Slow Motion at the Speed of Squash
November 13, 2015 by Scott Carroll
The introduction of high-quality, portable and cost effective video production equipment has made competitive squash on TV a viable proposition and provided fans around the world with regular access to a popular sport. It has also fundamentally changed the sport itself.
Squash might be considered a minority sport, but in fact, more than 20 million people around the world play the game on a regular basis.
However, while it is a fast moving, energetic and exciting game to play, squash hasn’t always been to the liking of television broadcasters. Not only is there very little room around the court to place cameras, cabling and production equipment but, when captured in standard definition, it can be difficult to see the ball as it travels so fast around the court.
This all changed with the advent of HD. Suddenly the movement of the ball was clear to see, as was the dynamism of the players. Squash was back in the game.
The Professional Squash Association (PSA) recognised the opportunities opened up with HD, but it was just the start of the television challenge.
In the same way that having a court to play on is not enough for a game of squash without players and racquets – having enough available resolution in your video isn’t sufficient to make it viable for broadcast.
The task, therefore, was to ensure that televised coverage of squash had sufficiently high production values to compare favourably with better-funded sports and to meet viewer expectations of a professional sports broadcast. High-quality pictures, smooth switching, polished on-screen graphics, and instant and slow motion replays were pre-requisites, as was confidence that the system would perform under the pressure of producing coverage of live sport.
In addition, it all had to happen within the confines of very compact venues, located on every continent around the globe – and it had to be achievable in a cost effective way.

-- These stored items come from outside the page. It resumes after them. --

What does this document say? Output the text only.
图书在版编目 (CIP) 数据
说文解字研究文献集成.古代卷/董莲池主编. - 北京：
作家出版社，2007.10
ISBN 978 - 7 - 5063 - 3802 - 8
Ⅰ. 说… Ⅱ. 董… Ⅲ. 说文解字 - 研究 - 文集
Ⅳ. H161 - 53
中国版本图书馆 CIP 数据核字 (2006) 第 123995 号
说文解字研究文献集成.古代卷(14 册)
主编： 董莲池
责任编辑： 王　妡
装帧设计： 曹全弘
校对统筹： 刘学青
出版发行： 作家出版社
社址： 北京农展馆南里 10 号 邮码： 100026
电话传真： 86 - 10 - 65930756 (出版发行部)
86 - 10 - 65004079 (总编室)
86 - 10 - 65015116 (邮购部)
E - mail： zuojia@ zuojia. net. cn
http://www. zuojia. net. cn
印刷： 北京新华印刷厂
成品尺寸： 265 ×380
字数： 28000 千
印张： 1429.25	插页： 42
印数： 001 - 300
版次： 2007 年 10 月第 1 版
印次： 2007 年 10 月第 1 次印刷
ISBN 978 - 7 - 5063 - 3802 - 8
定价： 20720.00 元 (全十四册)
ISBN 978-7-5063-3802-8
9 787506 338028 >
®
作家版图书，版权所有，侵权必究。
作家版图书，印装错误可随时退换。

The company faced with this challenge was the London-based broadcast graphics specialists MOOV. In 2015, it was awarded a three-year contract with the PSA to provide production services for the PSA’s World Tour events.
With UK-based BT Sport and 12 other international broadcasters signed up to take the live feed from the semi-finals and finals, and with early rounds streamed live on the PSA website SquashTV, MOOV needed to devise a cost-effective operation that had the required quality, speed and reliability.

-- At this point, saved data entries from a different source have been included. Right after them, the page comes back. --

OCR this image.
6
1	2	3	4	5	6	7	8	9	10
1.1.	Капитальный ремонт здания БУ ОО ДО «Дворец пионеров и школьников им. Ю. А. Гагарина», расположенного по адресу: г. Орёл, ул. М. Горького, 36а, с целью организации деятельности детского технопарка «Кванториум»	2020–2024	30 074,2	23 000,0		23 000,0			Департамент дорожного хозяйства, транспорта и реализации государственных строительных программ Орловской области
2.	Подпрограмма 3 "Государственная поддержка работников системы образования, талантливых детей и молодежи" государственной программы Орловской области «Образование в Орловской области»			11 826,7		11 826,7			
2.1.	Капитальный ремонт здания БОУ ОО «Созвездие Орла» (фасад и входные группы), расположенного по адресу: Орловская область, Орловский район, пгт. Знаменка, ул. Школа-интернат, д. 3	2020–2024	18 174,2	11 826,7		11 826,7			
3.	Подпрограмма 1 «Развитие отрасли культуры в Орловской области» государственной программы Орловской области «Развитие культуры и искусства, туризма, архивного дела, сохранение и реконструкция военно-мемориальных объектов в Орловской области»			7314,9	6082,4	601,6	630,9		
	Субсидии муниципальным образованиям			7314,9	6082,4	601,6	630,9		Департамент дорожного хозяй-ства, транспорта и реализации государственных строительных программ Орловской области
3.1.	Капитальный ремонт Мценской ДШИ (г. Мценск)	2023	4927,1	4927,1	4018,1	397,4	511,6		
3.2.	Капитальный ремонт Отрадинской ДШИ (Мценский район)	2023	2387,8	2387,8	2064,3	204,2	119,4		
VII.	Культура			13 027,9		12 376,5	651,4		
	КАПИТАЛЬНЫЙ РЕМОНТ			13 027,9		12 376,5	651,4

With limited space, MOOV opted for a flyaway set-up that was designed and built by Timeline TV. For the first tournament, this consisted of six Panasonic AW-HE 120 remote cameras, a single Panasonic AJ-PX800G on a BOXX wireless system, three video servers, a Clear-Com talkback infrastructure and a NewTek 3Play sports production system.
“3Play is used as our main replay system,” explains MOOV director Nev Appleton. “We have seven HD cameras, six of which are robotic - with the limited space, this enables us to get across the athleticism of the game by showing many different angles from a single camera. We feed four of these into 3Play at any one time. We also use the system to record other camera angles that we can use for closing sequences.”
Speed is everything when it comes to replays during squash coverage, he adds. “The time available for replays in squash is very short compared to the majority of other sports; it’s a matter of seconds before play starts again. 3Play has been extremely effective at offering almost instantaneous multi-camera replays and slo-mo’s.”
Bringing high production values and fast replays to viewers is not the only benefit of 3Play; it has also impacted on the game itself.
As in other sports where there is a dedicated Television Match Official (TMO) helping the on-field referee to make decisions, the PSA is now able to use technology to advance the sport.
“3Play usually sits between the director and the graphics operator as we also use it for TMO video reviews,” says Appleton. “The fourth official sits behind the 3Play operator and calls for various angles when a player questions the referee’s call. Within a few seconds, we can have the replay queued up at all four angles. This has really helped the sport and added an element of excitement to the decision making.”
The introduction of high production values, including HD images and instant video replays, has transformed televised squash, not just for viewers but also for the sport itself. And 3Play has played a significant part in that.
“3Play represents enormous value for money as it’s a very cost-effective solution that has significantly increased our production values, not only for the World Series events but some of the smaller tournaments that we cover,” says Laurent Cossa, a video replay operator for the PSA. “With Squash TV we are trying to illustrate how dynamic and technical the sport is, which is something that doesn’t always come across on TV. 3Play helped us to achieve that goal. It is budget-friendly, it is robust and its footprint is really small for a flyaway solution like this.”
Broadcast quality coverage in HD has given televised squash a polished look and improved its perception amongst the viewing public. And with those extra pixels, the instant replays and more, it has been transformed from virtually unwatchable to almost unmissable.